Republican sponsors of the bill, meanwhile, say the measure still provides adequate protections for incarcerated youths.

While federal reforms loom, many states have already advanced stricter approaches.

In 1996, Kansas lawmakers passed a measure allowing children as young as 10 to be tried in adult court for certain offenses. In Massachusetts, if a juvenile age 14 or older is convicted of first-degree murder, the court must lock up the offender for at least 15 years.

A 1995 Mississippi law stripped juveniles convicted of illegal firearms possession of their long-standing right to keep their names and addresses confidential.

And in Texas last week, a Republican legislator proposed a bill that would lower to 11 the age at which a juvenile could be sentenced to death. Such executions, however, could not be carried out until the offender turned 17.

Going Too Far?

Some lawmakers worry that in the rush to answer the public’s desire for action, legislatures may be drafting laws that are inflexible and overly severe.

“One of the major problems is the front-page cases that drive juvenile-justice policy,” said state Rep. Michael P. Lawlor, a Connecticut lawmaker and former prosecutor. “Everybody is going to rewrite their laws based on what happened in Jonesboro, Arkansas, but it might have nothing to do with the procedures and realities in their states,” he said.

As the Democratic co-chairman of the state’s House judiciary committee, Mr. Lawlor shepherded through a juvenile-justice law in 1995 that gives prosecutors in Connecticut the discretion to transfer offenders as young as 14 who commit felonies such as drug dealing, assault, or car theft to adult court. But the law also allows the judge to return cases to juvenile court when there are extenuating circumstances.

Mr. Lawlor contends that law-enforcement officials, not state politicians, ought to make decisions to send cases to adult court on an individual basis. Otherwise, he said, the cost of prison construction would be astronomical. Connecticut spends more to run its prison system than to operate its colleges, Mr. Lawlor said.

While getting a dangerous individual off the streets may be desirable, many of the people who work with delinquent youths say incarceration alone should not be viewed as a deterrent to crime.
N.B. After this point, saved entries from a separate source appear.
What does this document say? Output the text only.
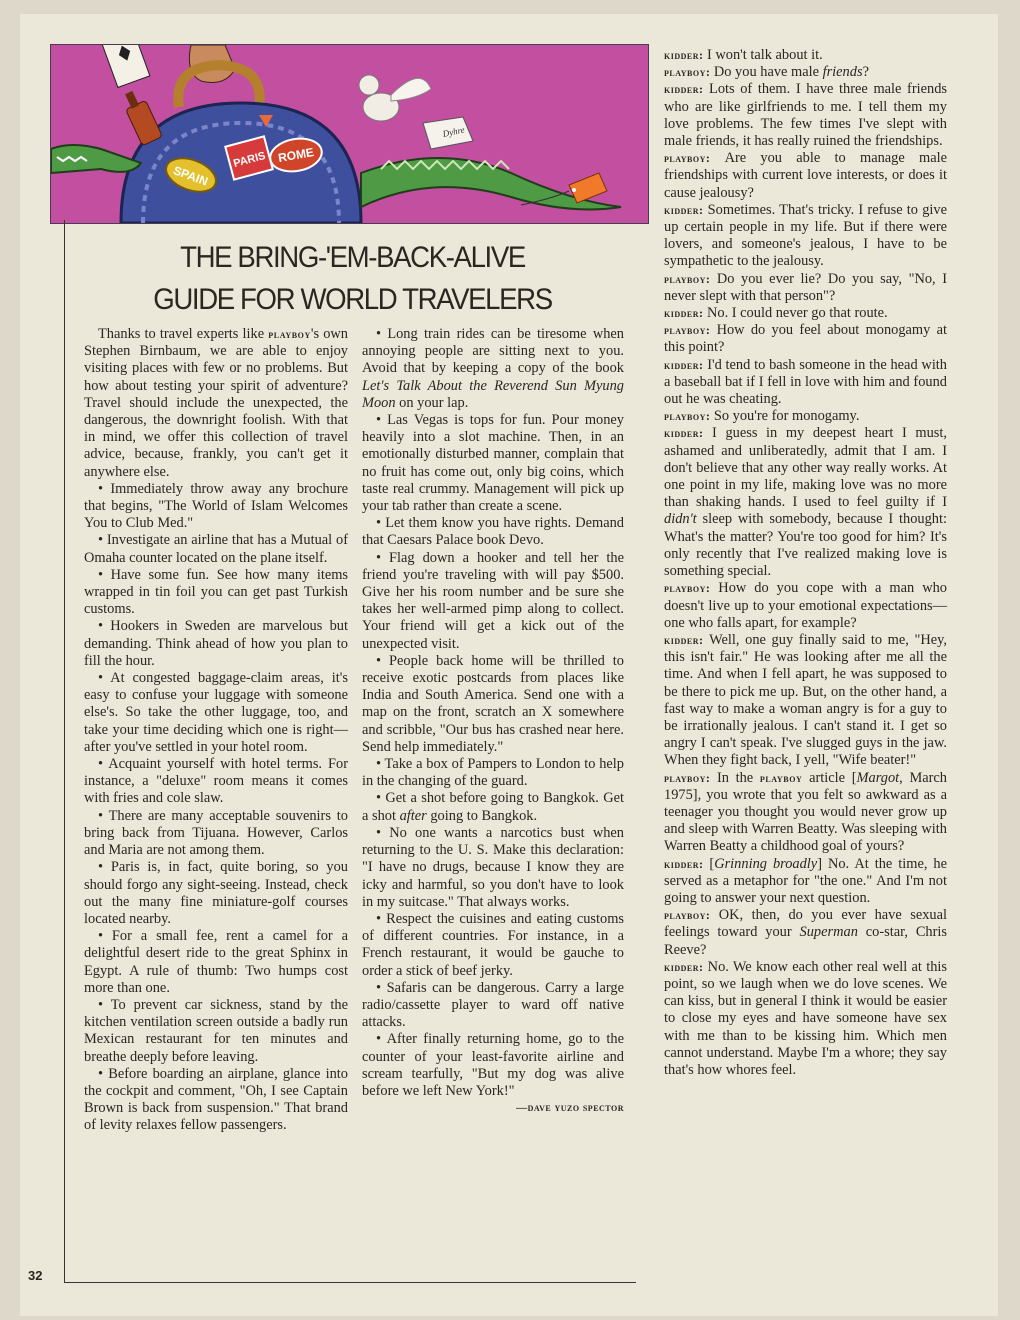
SPAIN
PARIS ROME
Dyhre
THE BRING-'EM-BACK-ALIVE
GUIDE FOR WORLD TRAVELERS

Thanks to travel experts like playboy's own Stephen Birnbaum, we are able to enjoy visiting places with few or no problems. But how about testing your spirit of adventure? Travel should include the unexpected, the dangerous, the downright foolish. With that in mind, we offer this collection of travel advice, because, frankly, you can't get it anywhere else.

• Immediately throw away any brochure that begins, "The World of Islam Welcomes You to Club Med."

• Investigate an airline that has a Mutual of Omaha counter located on the plane itself.

• Have some fun. See how many items wrapped in tin foil you can get past Turkish customs.

• Hookers in Sweden are marvelous but demanding. Think ahead of how you plan to fill the hour.

• At congested baggage-claim areas, it's easy to confuse your luggage with someone else's. So take the other luggage, too, and take your time deciding which one is right—after you've settled in your hotel room.

• Acquaint yourself with hotel terms. For instance, a "deluxe" room means it comes with fries and cole slaw.

• There are many acceptable souvenirs to bring back from Tijuana. However, Carlos and Maria are not among them.

• Paris is, in fact, quite boring, so you should forgo any sight-seeing. Instead, check out the many fine miniature-golf courses located nearby.

• For a small fee, rent a camel for a delightful desert ride to the great Sphinx in Egypt. A rule of thumb: Two humps cost more than one.

• To prevent car sickness, stand by the kitchen ventilation screen outside a badly run Mexican restaurant for ten minutes and breathe deeply before leaving.

• Before boarding an airplane, glance into the cockpit and comment, "Oh, I see Captain Brown is back from suspension." That brand of levity relaxes fellow passengers.

• Long train rides can be tiresome when annoying people are sitting next to you. Avoid that by keeping a copy of the book Let's Talk About the Reverend Sun Myung Moon on your lap.

• Las Vegas is tops for fun. Pour money heavily into a slot machine. Then, in an emotionally disturbed manner, complain that no fruit has come out, only big coins, which taste real crummy. Management will pick up your tab rather than create a scene.

• Let them know you have rights. Demand that Caesars Palace book Devo.

• Flag down a hooker and tell her the friend you're traveling with will pay $500. Give her his room number and be sure she takes her well-armed pimp along to collect. Your friend will get a kick out of the unexpected visit.

• People back home will be thrilled to receive exotic postcards from places like India and South America. Send one with a map on the front, scratch an X somewhere and scribble, "Our bus has crashed near here. Send help immediately."

• Take a box of Pampers to London to help in the changing of the guard.

• Get a shot before going to Bangkok. Get a shot after going to Bangkok.

• No one wants a narcotics bust when returning to the U. S. Make this declaration: "I have no drugs, because I know they are icky and harmful, so you don't have to look in my suitcase." That always works.

• Respect the cuisines and eating customs of different countries. For instance, in a French restaurant, it would be gauche to order a stick of beef jerky.

• Safaris can be dangerous. Carry a large radio/cassette player to ward off native attacks.

• After finally returning home, go to the counter of your least-favorite airline and scream tearfully, "But my dog was alive before we left New York!"
—dave yuzo spector

kidder: I won't talk about it.

playboy: Do you have male friends?

kidder: Lots of them. I have three male friends who are like girlfriends to me. I tell them my love problems. The few times I've slept with male friends, it has really ruined the friendships.

playboy: Are you able to manage male friendships with current love interests, or does it cause jealousy?

kidder: Sometimes. That's tricky. I refuse to give up certain people in my life. But if there were lovers, and someone's jealous, I have to be sympathetic to the jealousy.

playboy: Do you ever lie? Do you say, "No, I never slept with that person"?

kidder: No. I could never go that route.

playboy: How do you feel about monogamy at this point?

kidder: I'd tend to bash someone in the head with a baseball bat if I fell in love with him and found out he was cheating.

playboy: So you're for monogamy.

kidder: I guess in my deepest heart I must, ashamed and unliberatedly, admit that I am. I don't believe that any other way really works. At one point in my life, making love was no more than shaking hands. I used to feel guilty if I didn't sleep with somebody, because I thought: What's the matter? You're too good for him? It's only recently that I've realized making love is something special.

playboy: How do you cope with a man who doesn't live up to your emotional expectations—one who falls apart, for example?

kidder: Well, one guy finally said to me, "Hey, this isn't fair." He was looking after me all the time. And when I fell apart, he was supposed to be there to pick me up. But, on the other hand, a fast way to make a woman angry is for a guy to be irrationally jealous. I can't stand it. I get so angry I can't speak. I've slugged guys in the jaw. When they fight back, I yell, "Wife beater!"

playboy: In the playboy article [Margot, March 1975], you wrote that you felt so awkward as a teenager you thought you would never grow up and sleep with Warren Beatty. Was sleeping with Warren Beatty a childhood goal of yours?

kidder: [Grinning broadly] No. At the time, he served as a metaphor for "the one." And I'm not going to answer your next question.

playboy: OK, then, do you ever have sexual feelings toward your Superman co-star, Chris Reeve?

kidder: No. We know each other real well at this point, so we laugh when we do love scenes. We can kiss, but in general I think it would be easier to close my eyes and have someone have sex with me than to be kissing him. Which men cannot understand. Maybe I'm a whore; they say that's how whores feel.

32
“People believe punishment is going to change people, but there is no evidence of that,” said Bill Porter, who runs violence-prevention programs at the Cherry Creek public schools, a 38,000-student district in Englewood, Colo. “Punishment is not going to change kids’ behavior unless you do intervention that is appropriate for the deficit the kid has,” he said.

Youth-violence experts say that the jump in juvenile crime over the past few decades is rooted in a complicated set of cultural and economic factors. Compared with their counterparts of 30 or 40 years ago, children today are more likely to have divorced parents, to be neglected or abused, to be poor, to lack literacy skills, and to have mental-health problems, child-health experts say. (“Violence-Prevention Program Reduces Aggressive Behavior, Study Concludes,” June 4, 1997.)

While several studies in recent years have shown that many violence-prevention programs have failed to keep violence-prone teenagers from entering the prison system, several approaches have shown promising results.

Individualized approaches that encourage problem-solving, foster moral reasoning and decisionmaking, and emphasize academic or job-related skills can help prevent violent behavior, most youth-violence experts say. Most states also send social workers into schools to help keep youngsters out of trouble.

Job and educational opportunities are among the best buffers against youth crime, said Tom Nazarrio, a professor at the University of San Francisco law school and the author of a book on children’s rights, In Defense of Children. “The trick is to get them early and immunize them from doing wrong,” he said.